Quant à ma mère, elle est retournée dans son village natal, après avoir trouvé du travail dans l’agriculture chez des propriétaires terriens. Je travaille aujourd’hui dans la menuiserie et je gagne bien ma vie. Une fois par mois, je pars voir ma mère et suis heureux de la voir heureuse.  Je voudrais transmettre un message aux autorités, c’est de faire encore plus malgré les efforts fournis et mettre en œuvre d’autres structures pour venir en aide aux enfants en situation de rue qui n’ont quasiment personne sur qui compter. Les gens dénigrent ces enfants et certains les fuient même.

« Pour pouvoir survivre, le vol a été mon seul salut »

Je m’appelle Ridha, j’ai 16 ans et je suis orphelin des deux parents. Je ne me suis pas retrouvé dans la rue à cause du décès de mes parents. Je vivais avec eux quand j’ai quitté la maison.
J’avais des amis dans mon quartier qui volaient et ne cessaient de m’apporter de l’argent. Cela m’avait plu et j’ai été tenté de les suivre. J’ai commencé à voler avec eux et avec le temps, j’y ai pris goût. En fin de compte, j’ai quitté la maison familiale. Après des semaines, alors que j’étais toujours à la rue, on m’a appris la mort de mon père. Après l’enterrement, ma mère et mes frères ont été chassés de la maison par la famille de mon père.
Ma mère n’a pas pu vivre cette situation et elle est morte aussi. A ce jour, je n’ai plus de nouvelles de mes frères.
Pour pouvoir survivre, le vol a été mon seul salut. Pendant le mois de Ramadan, un de mes camarades m’a demandé d’aller avec lui dans un espace qui offrait la rupture du jeûne. Durant tout le mois, je mangeais à ma faim.  Un jour, une dame m’avait abordé pour en savoir plus, car je mangeais toujours seul et elle voulut savoir où habitaient mes parents. Je lui ai narré mon histoire, elle en a eu les larmes aux yeux. Elle m’a demandé si je voulais changer de vie car elle était prête à m’aider. Mon désespoir, quant à mon avenir, m’avait poussé à accepter.
Je suis allé avec elle et elle m’avait présenté sa famille. Depuis, j’ai décidé de devenir quelqu’un d’autre devant l’humanité de cette grande dame. Je n’oublierai jamais le premier soir chez elle.  Elle m’avait offert un espace indépendant dans sa grande demeure, un bain chaud et un repas consistant. Cette dame m’avait inscrit dans un Centre de formation pour que je sois suivi au lieu de risquer ma vie dans la rue.
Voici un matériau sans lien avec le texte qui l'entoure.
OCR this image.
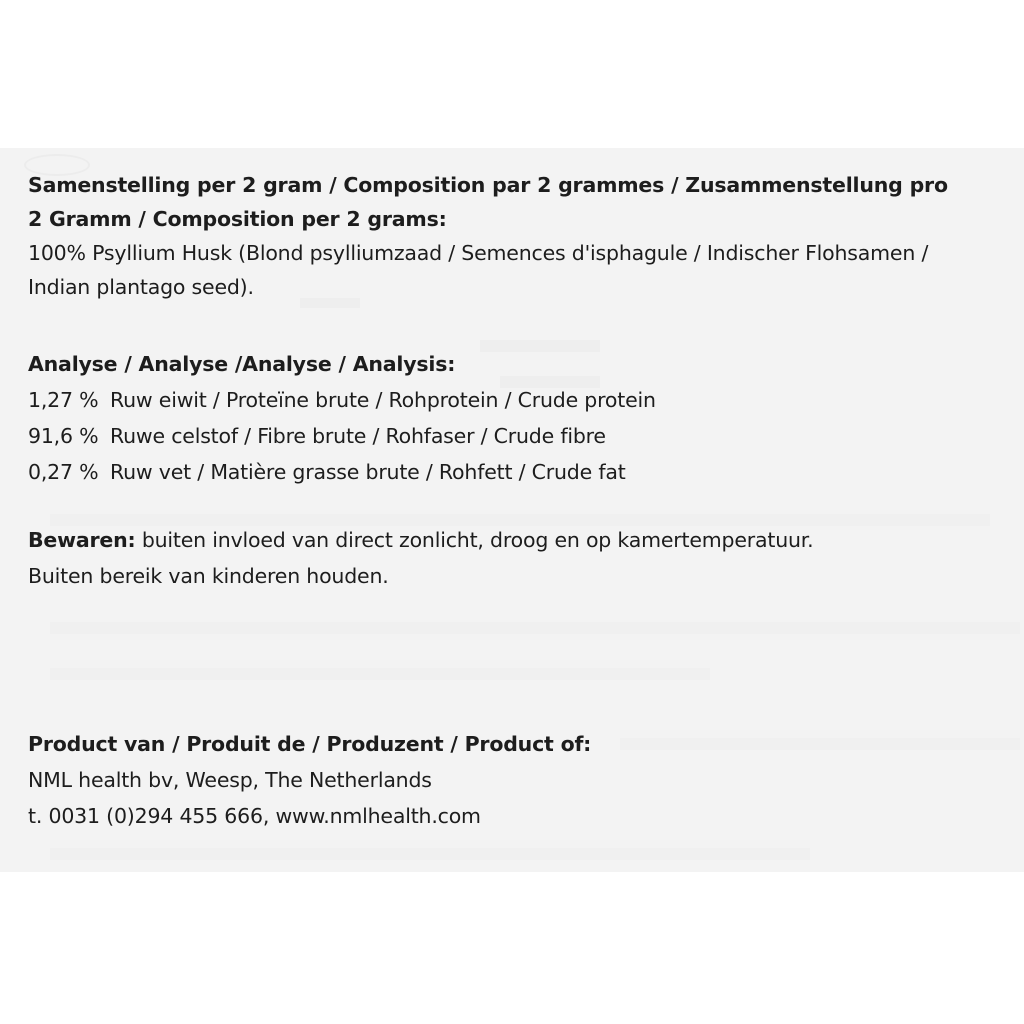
Samenstelling per 2 gram / Composition par 2 grammes / Zusammenstellung pro
2 Gramm / Composition per 2 grams:
100% Psyllium Husk (Blond psylliumzaad / Semences d'isphagule / Indischer Flohsamen /
Indian plantago seed).
Analyse / Analyse /Analyse / Analysis:
1,27 % Ruw eiwit / Proteïne brute / Rohprotein / Crude protein
91,6 % Ruwe celstof / Fibre brute / Rohfaser / Crude fibre
0,27 % Ruw vet / Matière grasse brute / Rohfett / Crude fat
Bewaren: buiten invloed van direct zonlicht, droog en op kamertemperatuur.
Buiten bereik van kinderen houden.
Product van / Produit de / Produzent / Product of:
NML health bv, Weesp, The Netherlands
t. 0031 (0)294 455 666, www.nmlhealth.com
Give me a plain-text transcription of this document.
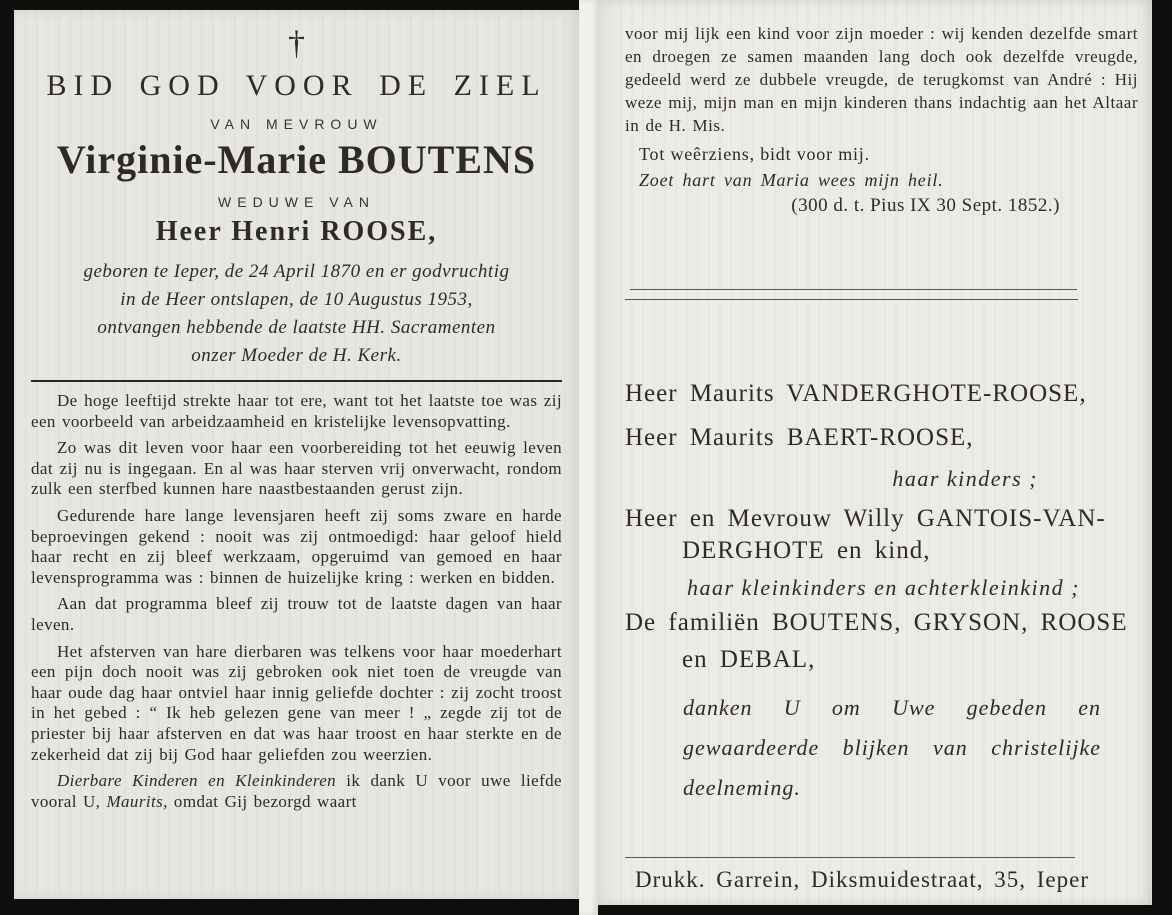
†
BID GOD VOOR DE ZIEL
VAN MEVROUW
Virginie-Marie BOUTENS
WEDUWE VAN
Heer Henri ROOSE,
geboren te Ieper, de 24 April 1870 en er godvruchtig
in de Heer ontslapen, de 10 Augustus 1953,
ontvangen hebbende de laatste HH. Sacramenten
onzer Moeder de H. Kerk.

De hoge leeftijd strekte haar tot ere, want tot het laatste toe was zij een voorbeeld van arbeidzaamheid en kristelijke levensopvatting.

Zo was dit leven voor haar een voorbereiding tot het eeuwig leven dat zij nu is ingegaan. En al was haar sterven vrij onverwacht, rondom zulk een sterfbed kunnen hare naastbestaanden gerust zijn.

Gedurende hare lange levensjaren heeft zij soms zware en harde beproevingen gekend : nooit was zij ontmoedigd: haar geloof hield haar recht en zij bleef werkzaam, opgeruimd van gemoed en haar levensprogramma was : binnen de huizelijke kring : werken en bidden.

Aan dat programma bleef zij trouw tot de laatste dagen van haar leven.

Het afsterven van hare dierbaren was telkens voor haar moederhart een pijn doch nooit was zij gebroken ook niet toen de vreugde van haar oude dag haar ontviel haar innig geliefde dochter : zij zocht troost in het gebed : “ Ik heb gelezen gene van meer ! „ zegde zij tot de priester bij haar afsterven en dat was haar troost en haar sterkte en de zekerheid dat zij bij God haar geliefden zou weerzien.

Dierbare Kinderen en Kleinkinderen ik dank U voor uwe liefde vooral U, Maurits, omdat Gij bezorgd waart

voor mij lijk een kind voor zijn moeder : wij kenden dezelfde smart en droegen ze samen maanden lang doch ook dezelfde vreugde, gedeeld werd ze dubbele vreugde, de terugkomst van André : Hij weze mij, mijn man en mijn kinderen thans indachtig aan het Altaar in de H. Mis.

Tot weêrziens, bidt voor mij.
Zoet hart van Maria wees mijn heil.
(300 d. t. Pius IX 30 Sept. 1852.)
Heer Maurits VANDERGHOTE-ROOSE,
Heer Maurits BAERT-ROOSE,
haar kinders ;
Heer en Mevrouw Willy GANTOIS-VAN-
DERGHOTE en kind,
haar kleinkinders en achterkleinkind ;
De familiën BOUTENS, GRYSON, ROOSE
en DEBAL,
danken U om Uwe gebeden en gewaardeerde blijken van christelijke deelneming.
Drukk. Garrein, Diksmuidestraat, 35, Ieper
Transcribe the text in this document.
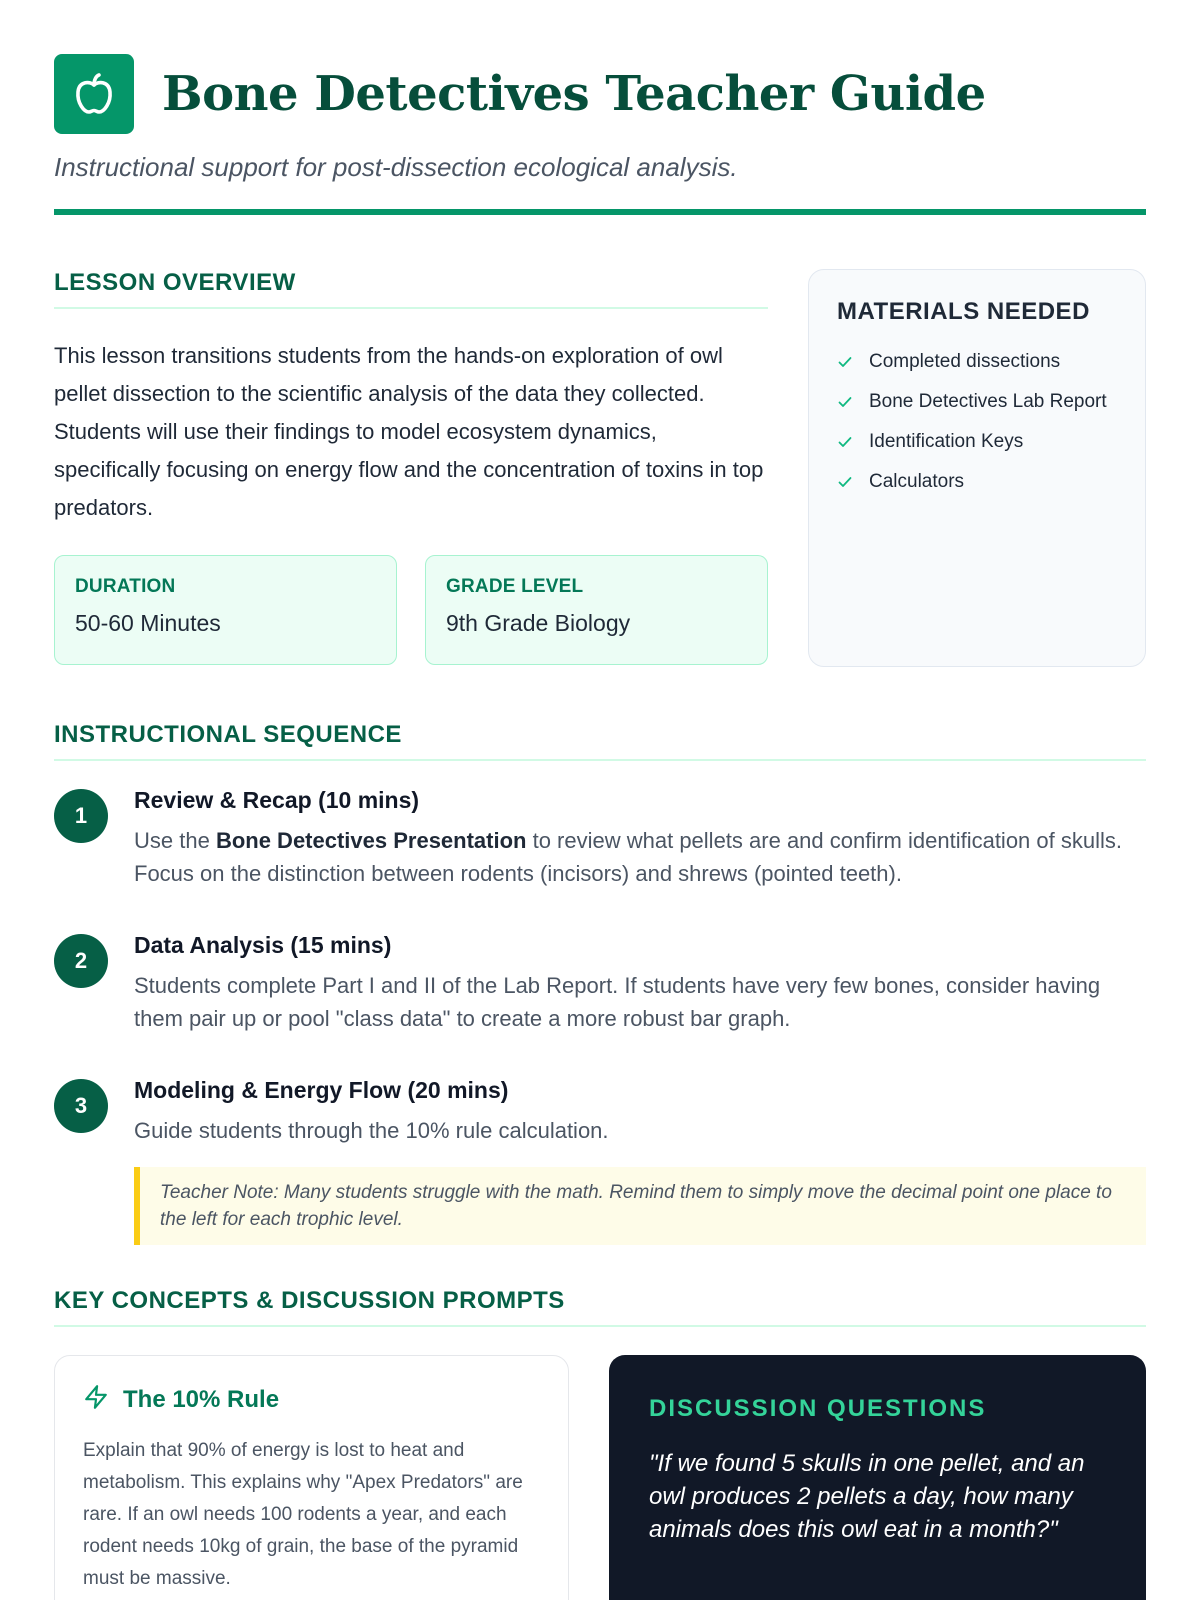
Bone Detectives Teacher Guide

Instructional support for post-dissection ecological analysis.

LESSON OVERVIEW

This lesson transitions students from the hands-on exploration of owl pellet dissection to the scientific analysis of the data they collected. Students will use their findings to model ecosystem dynamics, specifically focusing on energy flow and the concentration of toxins in top predators.

DURATION
50-60 Minutes
GRADE LEVEL
9th Grade Biology
MATERIALS NEEDED
Completed dissections
Bone Detectives Lab Report
Identification Keys
Calculators
INSTRUCTIONAL SEQUENCE
1
Review & Recap (10 mins)

Use the Bone Detectives Presentation to review what pellets are and confirm identification of skulls. Focus on the distinction between rodents (incisors) and shrews (pointed teeth).

2
Data Analysis (15 mins)

Students complete Part I and II of the Lab Report. If students have very few bones, consider having them pair up or pool "class data" to create a more robust bar graph.

3
Modeling & Energy Flow (20 mins)

Guide students through the 10% rule calculation.

Teacher Note: Many students struggle with the math. Remind them to simply move the decimal point one place to the left for each trophic level.
KEY CONCEPTS & DISCUSSION PROMPTS
The 10% Rule

Explain that 90% of energy is lost to heat and metabolism. This explains why "Apex Predators" are rare. If an owl needs 100 rodents a year, and each rodent needs 10kg of grain, the base of the pyramid must be massive.

DISCUSSION QUESTIONS

"If we found 5 skulls in one pellet, and an owl produces 2 pellets a day, how many animals does this owl eat in a month?"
Quelque temps après, j’ai exprimé le vœu de commencer à effectuer une formation en mécanique et cela m’a été accordé par cette dame qui est devenue une seconde mère protectrice et rassurante.
Grâce au soutien que j’ai reçu de sa part, je suis encore en vie et en bonne santé.  Je me suis libéré des mauvaises fréquentations, du froid, du vol, du danger… Aujourd’hui, j’ai un toit et je mange à ma faim. Je crois qu’à la sortie de ma formation, je serai un bon mécanicien.